LightReader

Chapter 2 - world without destiny

The world was still reeling from the aftermath of its downfall, and Ketzerah walked through the ruins without a sound. The earth didn't tremble, the grass didn't bend, and the wind seemed to avoid touching the hem of his black cloak, which flowed like the tendrils of a galaxy. Behind him, dust began to settle, softly like snow, but it brought no chill. It wasn't snow. It was the ash of a bygone era.

No one welcomed him. No one opposed him. Not because they were afraid. Because no one could define why they couldn't. He walked among the remnants of a city whose name the world had forgotten. Sacred pillars lay shattered like bones. Statues of gods were destroyed, their faces gaping. Rivers had dried up, as if the earth itself refused to flow water to this place anymore.

Ketzerah stopped. He gazed up at the sky. The sky was... empty. Not because the clouds had vanished. But because something that usually filled the sky—a will, hope, or destiny—had disappeared from this world. And he knew who was responsible.

Himself.

In the distance, from behind the rubble of a collapsed tower, a woman in battered armor raised her head. She coughed, blood trickling from the corner of her mouth. Her eyes fixed on the black silhouette approaching without a sound. Lyssaria. She was the last captain of the Knights of the Sun, guardians of the Temple of Great Light. She had witnessed her kingdom burn. She had plunged her sword into the body of a god gone mad from losing its worshippers. Yet none of it... had prepared her for this figure.

"What... creature are you?" she muttered softly, her hand gripping the broken sword.

The figure continued walking. His cloak didn't touch the ground, yet the earth dared not make a sound. "I don't know you," Lyssaria growled, trying to stand with trembling knees. "But if you're part of this destruction... I won't—"

She fell silent. The figure stopped. Just a few steps away from her. The gaze. It wasn't the gaze of a ruler. Nor the gaze of a killer. It was... existence itself looking back at her.

Lyssaria tried to stand straight, blood dripping down her temple. "Are you... a new god? Or the last demon?"

Ketzerah tilted his head slightly. "I'm not part of this world," his voice emerged like an echo from the depths. Calm. Unrushed. "But this world is now part of me."

The sky rumbled. But it didn't rain. A whisper spread through the dead air. "He has come." "The creature... that cannot be erased." "Ketzerah."

The name wasn't taught. Never written. Yet the burned city began to remember it, as if the earth itself whispered it.

Lyssaria fell to her knees. Not out of fear. But because her body couldn't resist. "Why... have you come here?" she asked softly, no longer raising her sword. "To finish off what's left?"

Ketzerah approached. He extended his hand—not touching, just pointing at the dark sky. "Because this world has lost its direction. It refuses to turn. It waits... for something to remain existent."

Lyssaria clenched her teeth. "And you think you're the answer?"

Ketzerah replied without a hint of arrogance. "I was never the answer." "I am just... what remains after all questions failed to be answered."

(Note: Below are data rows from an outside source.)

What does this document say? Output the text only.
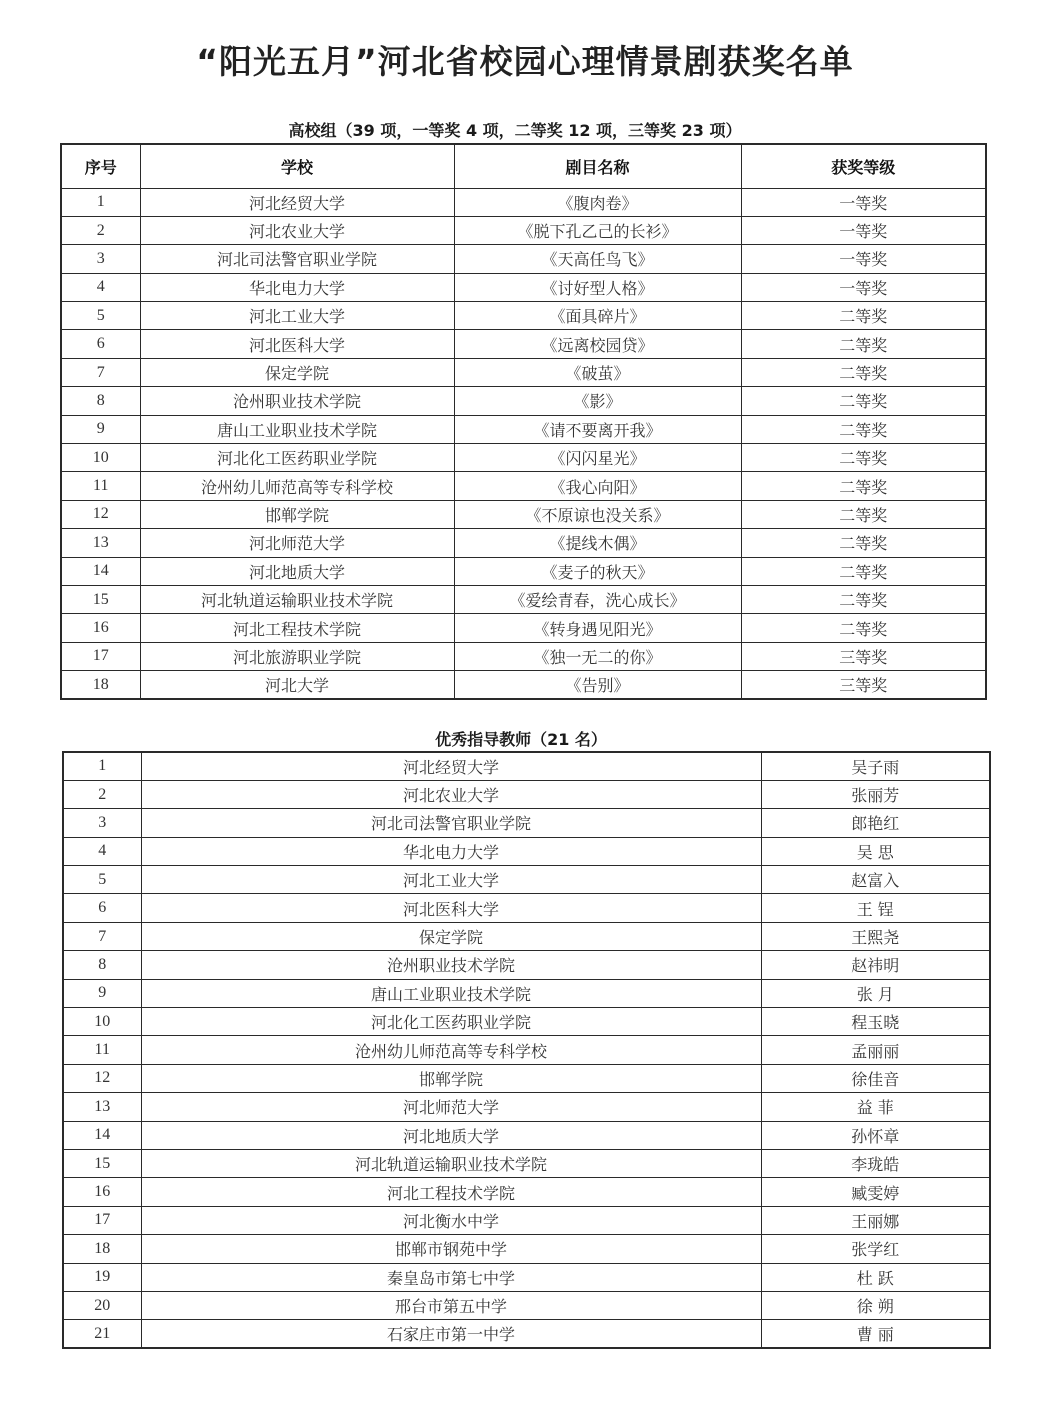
“阳光五月”河北省校园心理情景剧获奖名单
高校组（39 项，一等奖 4 项，二等奖 12 项，三等奖 23 项）
序号	学校	剧目名称	获奖等级
1	河北经贸大学	《腹肉卷》	一等奖
2	河北农业大学	《脱下孔乙己的长衫》	一等奖
3	河北司法警官职业学院	《天高任鸟飞》	一等奖
4	华北电力大学	《讨好型人格》	一等奖
5	河北工业大学	《面具碎片》	二等奖
6	河北医科大学	《远离校园贷》	二等奖
7	保定学院	《破茧》	二等奖
8	沧州职业技术学院	《影》	二等奖
9	唐山工业职业技术学院	《请不要离开我》	二等奖
10	河北化工医药职业学院	《闪闪星光》	二等奖
11	沧州幼儿师范高等专科学校	《我心向阳》	二等奖
12	邯郸学院	《不原谅也没关系》	二等奖
13	河北师范大学	《提线木偶》	二等奖
14	河北地质大学	《麦子的秋天》	二等奖
15	河北轨道运输职业技术学院	《爱绘青春，洗心成长》	二等奖
16	河北工程技术学院	《转身遇见阳光》	二等奖
17	河北旅游职业学院	《独一无二的你》	三等奖
18	河北大学	《告别》	三等奖
优秀指导教师（21 名）
1	河北经贸大学	吴子雨
2	河北农业大学	张丽芳
3	河北司法警官职业学院	郎艳红
4	华北电力大学	吴 思
5	河北工业大学	赵富入
6	河北医科大学	王 锃
7	保定学院	王熙尧
8	沧州职业技术学院	赵祎明
9	唐山工业职业技术学院	张 月
10	河北化工医药职业学院	程玉晓
11	沧州幼儿师范高等专科学校	孟丽丽
12	邯郸学院	徐佳音
13	河北师范大学	益 菲
14	河北地质大学	孙怀章
15	河北轨道运输职业技术学院	李珑皓
16	河北工程技术学院	臧雯婷
17	河北衡水中学	王丽娜
18	邯郸市钢苑中学	张学红
19	秦皇岛市第七中学	杜 跃
20	邢台市第五中学	徐 朔
21	石家庄市第一中学	曹 丽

In another place—thousands of miles away. An ancient temple long abandoned by dreams trembled slowly. Pillars made of dragon bones cracked one by one. Inside, a woman with silver hair opened her eyes. Aerivelle Ny'mira, queen of the Cloud Court. She touched her neck. "Ah... this dream is different..."

Around her, all illusions collapsed without reason. She murmured: "The creature... that even dreams can't reach... has appeared."

Back in the ruins. Lyssaria's footsteps trembled as she tried to stand again. "I don't understand... you don't speak like an enemy, not like a god... yet you're not human."

Ketzerah bowed slowly. No smile. No emotion. Just pure existence. "Because I'm not to be understood."

And as he turned to leave, Lyssaria called out: "Wait!"

The voice wasn't a command. Not a request. More like... a cry from someone who didn't want to lose the only fixed point in a shattered world. "Will you just leave like this?" "After all this... after the world has fallen... will you just pass by?"

Ketzerah stopped. Didn't answer. But the world stopped moving with him. The wind froze. Dust hovered without direction. Then, for the first time... he turned slightly. And said, "I will remain."